I ran zeroremainder on my 4 core i5 2.67 GHz for about 60 hours, using 100% CPU, to fully calculate the divisors from 2 to 10000 (inclusive) with dividends from 0 to 2^32-1.

Executed command:

zeroremainder -outputalldivisors -dividendend=0xffffffff -divisorend=10000 > 0_to_0xffffffff_2_to_10000_alldivisors.txt

The results of these calculations are:

The proposed algorithm returns in 9988 cases the same count of return value = true (and respectively false) as the exact method x % d == 0.
In the other 12 cases (divisors: 3, 5, 15, 17, 51, 85, 255, 257, 771, 1285, 3855, 4369), the difference of the counts of return value = true is exactly 1, which leads to an inaccuracy below 0.001%.

For easier verification of the results I sorted these by divisor and added a column with an exact value for the difference between the proposed algorithm and the modulo operation as a percent value as follows:

cat 0_to_0xffffffff_2_to_10000_alldivisors.txt | sort -n -k 2 | awk ' {print $0 " Difference exact (%): " sprintf("%.16f", 100-100/$8*$5)}' > 0_to_0xffffffff_2_to_10000_alldivisors_sorted_exact.txt

You may download these results as compressed bz2 archive 0_to_0xffffffff_2_to_10000_alldivisors_sorted_exact.txt.bz2.

Benchmarks

To get a feeling about the performance difference of the different algorithms I implemented a small go benchmark.

$ go test -bench=.
testing: warning: no tests to run
PASS
BenchmarkDivisionMod-4                100000000                11.1 ns/op
BenchmarkDivisionPow2-4               300000000                 4.21 ns/op
BenchmarkZeroremainderUint32-4        300000000                 4.46 ns/op
BenchmarkZeroremainderUint64-4        300000000                 4.50 ns/op
BenchmarkDivisionLt-4                 500000000                 3.34 ns/op
ok          /home/lubr/go/src/github.com/breml/zeroremainder    8.439s

I am aware of the fact that these results are not comparable with the implementation of this calculations in BPF, but the give me a feeling about the dimensions.

The easiest solution

While working on this solution I became aware of an even easier way to do the sampling by evaluating x < maxuint / d. The part maxuint / d may be calculated at initialization (like reciprocal(d)), where maxuint is the maximum number generated by the random number generator.

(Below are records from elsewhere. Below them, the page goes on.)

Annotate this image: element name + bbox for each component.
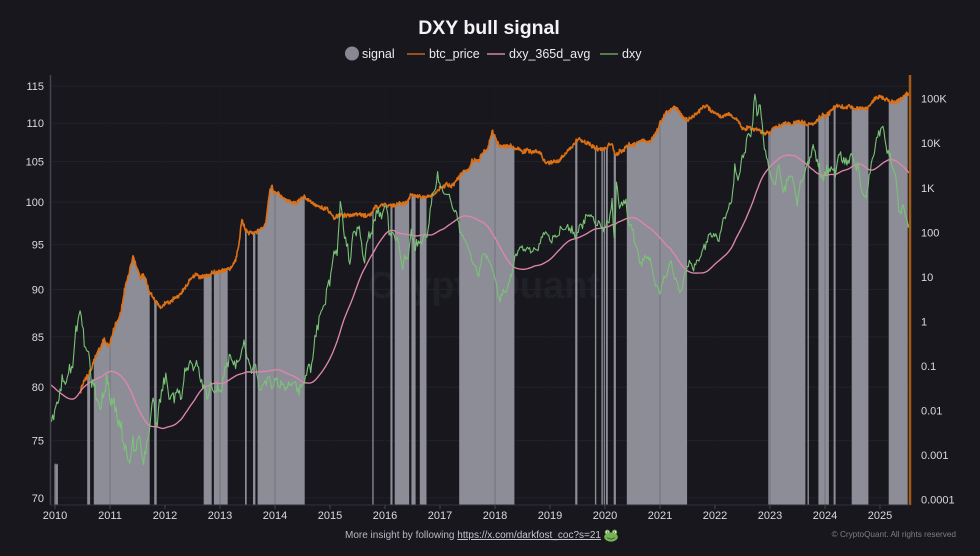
svg-text:0.0001: 0.0001 (921, 495, 955, 507)
svg-text:100K: 100K (921, 94, 947, 106)
svg-text:70: 70 (32, 493, 44, 505)
svg-text:2020: 2020 (593, 510, 617, 522)
svg-text:btc_price: btc_price (429, 47, 480, 61)
svg-text:0.01: 0.01 (921, 406, 942, 418)
svg-text:0.1: 0.1 (921, 361, 936, 373)
svg-text:2022: 2022 (703, 510, 727, 522)
svg-text:2016: 2016 (373, 510, 397, 522)
svg-text:dxy_365d_avg: dxy_365d_avg (509, 47, 590, 61)
svg-text:2015: 2015 (318, 510, 342, 522)
svg-text:105: 105 (26, 157, 44, 169)
svg-text:More insight by following http: More insight by following https://x.com/… (345, 530, 601, 541)
svg-text:2019: 2019 (538, 510, 562, 522)
svg-text:2023: 2023 (758, 510, 782, 522)
svg-text:115: 115 (26, 81, 44, 93)
svg-text:2025: 2025 (868, 510, 892, 522)
svg-text:dxy: dxy (622, 47, 642, 61)
svg-text:110: 110 (26, 118, 44, 130)
svg-text:2010: 2010 (43, 510, 67, 522)
svg-text:90: 90 (32, 285, 44, 297)
svg-text:2018: 2018 (483, 510, 507, 522)
svg-text:2021: 2021 (648, 510, 672, 522)
svg-text:100: 100 (921, 227, 939, 239)
svg-text:signal: signal (362, 47, 395, 61)
svg-text:2012: 2012 (153, 510, 177, 522)
svg-text:2014: 2014 (263, 510, 287, 522)
svg-text:10: 10 (921, 272, 933, 284)
svg-text:2011: 2011 (98, 510, 122, 522)
svg-text:0.001: 0.001 (921, 450, 949, 462)
svg-text:2024: 2024 (813, 510, 837, 522)
svg-text:85: 85 (32, 332, 44, 344)
svg-text:75: 75 (32, 436, 44, 448)
svg-text:2013: 2013 (208, 510, 232, 522)
svg-text:2017: 2017 (428, 510, 452, 522)
svg-text:95: 95 (32, 240, 44, 252)
svg-text:DXY bull signal: DXY bull signal (418, 17, 560, 39)
svg-text:1K: 1K (921, 183, 935, 195)
svg-text:80: 80 (32, 382, 44, 394)
svg-text:100: 100 (26, 197, 44, 209)
svg-text:1: 1 (921, 316, 927, 328)
svg-text:10K: 10K (921, 138, 941, 150)
svg-text:© CryptoQuant. All rights rese: © CryptoQuant. All rights reserved (832, 530, 957, 539)
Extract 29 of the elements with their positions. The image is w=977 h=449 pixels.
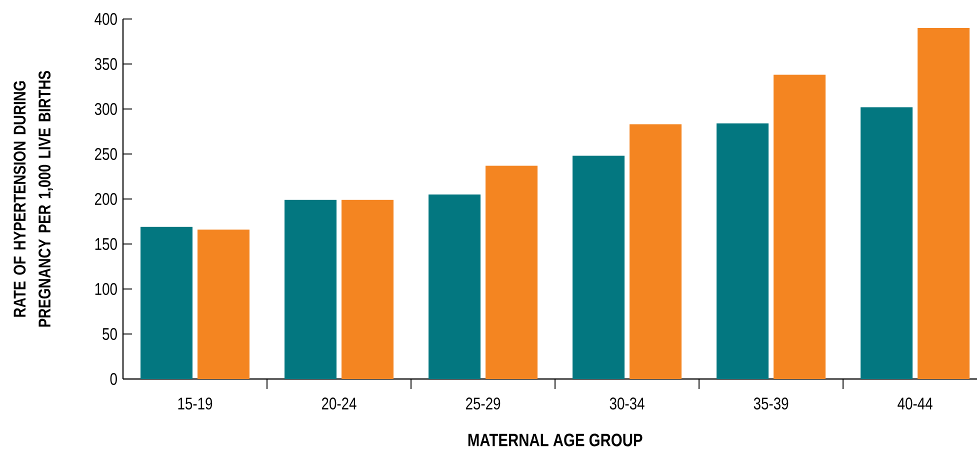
bar	[860, 107, 913, 379]
bar	[630, 124, 682, 379]
bar	[486, 166, 538, 379]
x-tick-label: 20-24	[322, 398, 356, 410]
bar	[140, 226, 193, 379]
bar	[774, 74, 826, 379]
bar	[572, 156, 625, 379]
bar	[284, 200, 337, 379]
y-tick-label: 400	[94, 13, 117, 25]
y-axis-title: RATE OF HYPERTENSION DURING PREGNANCY PER 1,000 LIVE BIRTHS	[14, 70, 54, 327]
x-tick-label: 30-34	[610, 398, 644, 410]
y-tick-label: 250	[95, 148, 117, 160]
y-tick-label: 50	[102, 328, 117, 340]
bar	[342, 200, 394, 379]
bar	[428, 194, 481, 379]
bar	[198, 230, 250, 379]
y-tick-label: 150	[95, 238, 117, 250]
x-tick-label: 25-29	[466, 398, 500, 410]
y-tick-label: 200	[95, 193, 117, 205]
y-tick-label: 350	[94, 58, 117, 70]
bar	[918, 28, 970, 379]
y-tick-label: 300	[94, 103, 117, 115]
y-tick-label: 0	[110, 373, 117, 385]
x-tick-label: 40-44	[898, 398, 932, 410]
x-tick-label: 35-39	[754, 398, 788, 410]
x-tick-label: 15-19	[178, 398, 212, 410]
bar	[716, 123, 769, 379]
y-tick-label: 100	[95, 283, 117, 295]
x-axis-title: MATERNAL AGE GROUP	[468, 434, 642, 446]
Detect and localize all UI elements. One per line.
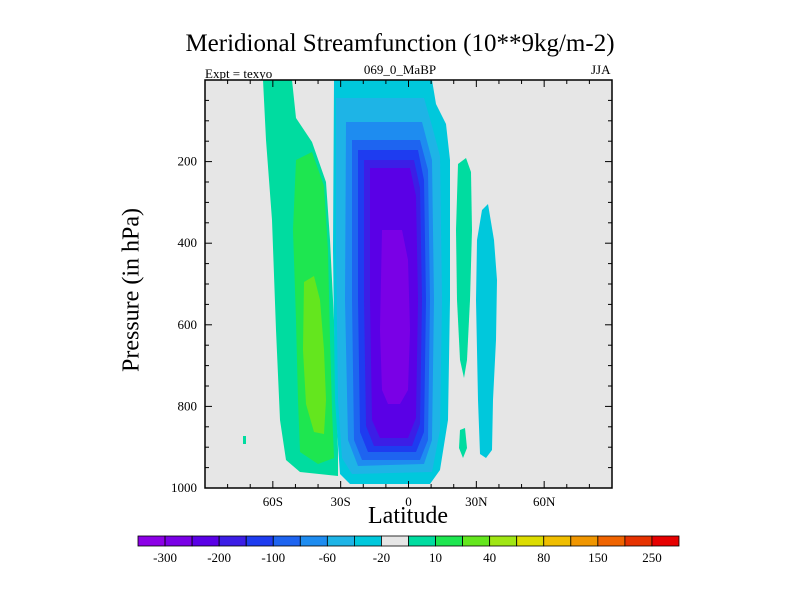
colorbar-swatch [462, 535, 491, 547]
y-tick-label: 800 [178, 398, 198, 413]
colorbar-label: 10 [429, 550, 442, 565]
season-label: JJA [591, 62, 611, 77]
x-tick-label: 60N [533, 494, 556, 509]
y-tick-label: 200 [178, 154, 198, 169]
colorbar-swatch [651, 535, 680, 547]
colorbar-swatch [218, 535, 247, 547]
x-tick-label: 30N [465, 494, 488, 509]
northern-positive-band [456, 158, 472, 378]
experiment-label: Expt = texyo [205, 66, 273, 81]
colorbar-swatch [272, 535, 301, 547]
y-tick-label: 600 [178, 317, 198, 332]
northern-negative-band [476, 204, 497, 458]
colorbar-swatch [326, 535, 355, 547]
positive-cell-level-40 [303, 276, 326, 434]
colorbar-label: 80 [537, 550, 550, 565]
axis-ticks [205, 80, 612, 489]
y-tick-label: 400 [178, 235, 198, 250]
colorbar-label: -300 [153, 550, 177, 565]
positive-speck [243, 436, 246, 444]
colorbar-swatch [624, 535, 653, 547]
colorbar-swatch [299, 535, 328, 547]
colorbar-swatch [543, 535, 572, 547]
colorbar-label: -20 [373, 550, 390, 565]
colorbar-swatch [516, 535, 545, 547]
colorbar-label: 40 [483, 550, 496, 565]
colorbar-swatch [489, 535, 518, 547]
chart-title: Meridional Streamfunction (10**9kg/m-2) [185, 30, 615, 57]
colorbar-swatch [191, 535, 220, 547]
negative-cell-level-neg250 [380, 230, 410, 404]
colorbar-swatch [164, 535, 193, 547]
x-tick-label: 60S [263, 494, 283, 509]
run-label: 069_0_MaBP [363, 62, 437, 77]
colorbar-swatch [381, 535, 409, 547]
colorbar-swatch [597, 535, 626, 547]
colorbar-swatch [570, 535, 599, 547]
colorbar-swatch [353, 535, 382, 547]
x-axis-title: Latitude [368, 503, 448, 529]
colorbar-swatch [137, 535, 166, 547]
y-tick-label: 1000 [171, 480, 197, 495]
x-tick-label: 30S [331, 494, 351, 509]
colorbar-label: 150 [588, 550, 608, 565]
colorbar: -300 -200 -100 -60 -20 10 40 80 150 250 [137, 535, 680, 565]
colorbar-swatch [435, 535, 463, 547]
x-tick-label: 0 [405, 494, 412, 509]
tick-labels: 60S 30S 0 30N 60N 200 400 600 800 1000 [171, 154, 556, 509]
colorbar-label: -200 [207, 550, 231, 565]
colorbar-swatch [245, 535, 274, 547]
contour-fills [243, 80, 497, 484]
northern-positive-speck [459, 428, 467, 458]
colorbar-label: 250 [642, 550, 662, 565]
colorbar-label: -100 [261, 550, 285, 565]
colorbar-label: -60 [319, 550, 336, 565]
colorbar-swatch [408, 535, 436, 547]
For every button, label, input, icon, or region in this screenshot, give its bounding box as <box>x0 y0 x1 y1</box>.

With this solution a simple comparison is enough to determine if a packet should be sampled or not.

This solution may be used, if the source for the random numbers guarantees for a even distribution of the random numbers throughout the whole range of possible numbers.

Disclaimer

This document is a compilation of observations and empirical studies of the described algorithm and by no means a formal proof.